Marx: By all means, something like this has the consequence of bringing discredit to Western scholars of Islam. Rumors and reports like this spread very quickly in the Internet age. We at the Corpus Coranicum don’t want to be associated with it. We have Muslims and non-Muslims working side by side, and we have very trusting collaborative relationships with institutions in the Arab and Islamic world.
SPIEGEL ONLINE: Why is research on Muhammad such a sensitive topic at all? After all, according to Muslim dogma — differently than Jesus in Christianity — the Prophet was just an exemplary person whom God selected to convey a message but did not endow with divine attributes. We already witnessed indications of this sensitivity in the controversy over the Muhammad caricatures in Denmark.
Marx: The best way to explain these fierce reactions is to say that many Muslims feel that it is tantamount to continuing to fight the battle between the West and the Islamic world — which they still see as being waged — but on another level. That is often interpreted as being an attack on their identity, as psychological warfare.
SPIEGEL ONLINE: Could we ever see the thesis — that the Prophet Muhammad might not have ever lived — brought up as a matter of discussion in an Islamic university?
Marx: I wouldn’t know where.
SPIEGEL ONLINE: As a researcher, how do you steer clear of this tense issue? You use what is a completely critical-historical approach. As long as your findings don’t contradict mainstream Muslim theology, it’s no problem. But what happens when it does?

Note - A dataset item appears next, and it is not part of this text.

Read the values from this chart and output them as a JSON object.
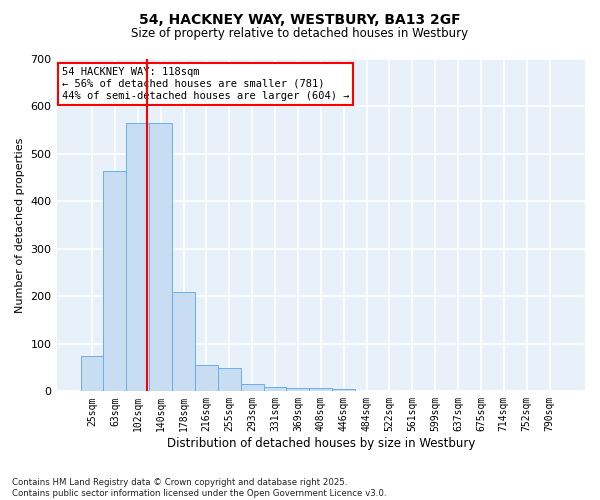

Marx: Well, then it would probably be a problem. But we’re still a good way off from that situation. Don’t forget that what we’re doing here is basic research. The Koran deserves to be studied in a serious, scientific manner. I think it’s essential that we take these steps with Muslims. We’re doing that with our (Corpus Coranicum) project here at the Berlin-Brandenburg Academy of Sciences. What the Muslim community takes out of it in terms of inspiration and whether it uses it as a foundation for a process of some type of reform — that’s its own issue. Pragmatic coexistence probably continues to be much more powerful than the force of philology, which we have a tendency to overestimate.